Um trio de três para uma dupla de dois |
Começamos nossa refeição com uma cerveja de Paraty, a Caborê Pilsen (R$ 19). Já conhecíamos a cerveja de nossas outras visitas à Paraty, e não tínhamos gostado muito, mas resolvemos dar mais uma chance. Mas ela continua um pouco insossa. Terminamos nossa refeição com água, que essa não tem erro.
Os garçons se mostraram muito atenciosos, e conhecedores do cardápio. Aquele que nos atendeu recitava de cor os ingredientes dos pratos, sem precisar "colar", e demonstrava entusiasmo ao falar das opções da casa. Ao final ele perguntou o que tínhamos achado da refeição e Chris fez a mesma reclamação do outro cliente sobre a falta de sal. Sua resposta foi a mesma: "é que nosso chef não gosta de carregar muito no sal". Bem, na mesma noite o chef recebeu duas reclamações iguais, então talvez seja o caso de rever os preceitos. Senão, de que serve perguntar aos clientes o que acharam? Também sentimos uma pequena demora para a entrega dos pratos principais, mas nada que chegasse a incomodar muito. Para finalizar as queixas, bem que poderiam ter nos avisado que o corredor lateral é ao ar livre, já que do lado de dentro não dá para perceber esse diferencial da casa.

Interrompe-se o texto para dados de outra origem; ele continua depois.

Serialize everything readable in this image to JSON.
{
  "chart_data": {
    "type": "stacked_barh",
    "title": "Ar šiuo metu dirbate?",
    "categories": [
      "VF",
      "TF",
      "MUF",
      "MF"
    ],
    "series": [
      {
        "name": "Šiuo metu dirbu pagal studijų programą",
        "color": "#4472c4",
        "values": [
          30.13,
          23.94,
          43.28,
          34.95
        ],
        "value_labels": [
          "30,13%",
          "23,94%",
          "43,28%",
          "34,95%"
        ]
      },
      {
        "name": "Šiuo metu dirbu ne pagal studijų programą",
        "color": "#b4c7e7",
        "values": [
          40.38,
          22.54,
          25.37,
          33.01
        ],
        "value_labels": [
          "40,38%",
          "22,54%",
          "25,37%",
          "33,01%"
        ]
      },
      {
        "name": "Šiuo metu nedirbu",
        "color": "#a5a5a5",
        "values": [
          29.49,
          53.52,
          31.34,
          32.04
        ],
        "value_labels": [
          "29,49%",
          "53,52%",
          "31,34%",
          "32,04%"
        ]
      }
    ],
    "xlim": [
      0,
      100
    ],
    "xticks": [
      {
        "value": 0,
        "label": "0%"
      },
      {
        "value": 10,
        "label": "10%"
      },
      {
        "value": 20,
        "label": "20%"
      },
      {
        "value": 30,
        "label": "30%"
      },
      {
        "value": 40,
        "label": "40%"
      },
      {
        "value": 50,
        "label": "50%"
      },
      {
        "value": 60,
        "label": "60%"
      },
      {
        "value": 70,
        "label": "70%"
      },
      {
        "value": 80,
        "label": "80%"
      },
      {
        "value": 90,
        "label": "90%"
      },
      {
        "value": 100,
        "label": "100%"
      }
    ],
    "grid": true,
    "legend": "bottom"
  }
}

Começamos a refeição muito bem impressionados com o gaspacho de cortesia, com o couvert extremamente bem apresentado e com a entrada criativa. Também ficamos felizes com o atendimento atencioso, bem instruído e dedicado. Mas os pratos principais nos decepcionaram um pouco. Acho que foi por conta disso que chegamos à conclusão que não voltaríamos ao Quintal das Letras. Em nossas futuras visitas à Paraty - e elas acontecerão, porque amamos a cidade - daremos oportunidades a outros restaurantes. Mas, quem sabe um dia, quando estivermos visitando a Livraria das Marés, do mesmo dono, poderemos sentir o cheiro da comida ao lado e nos animarmos a voltar. Afinal, como diria Nietzsche, de quem a Chris não gosta mas com quem há de concordar, "não há fatos eternos como não há verdades absolutas".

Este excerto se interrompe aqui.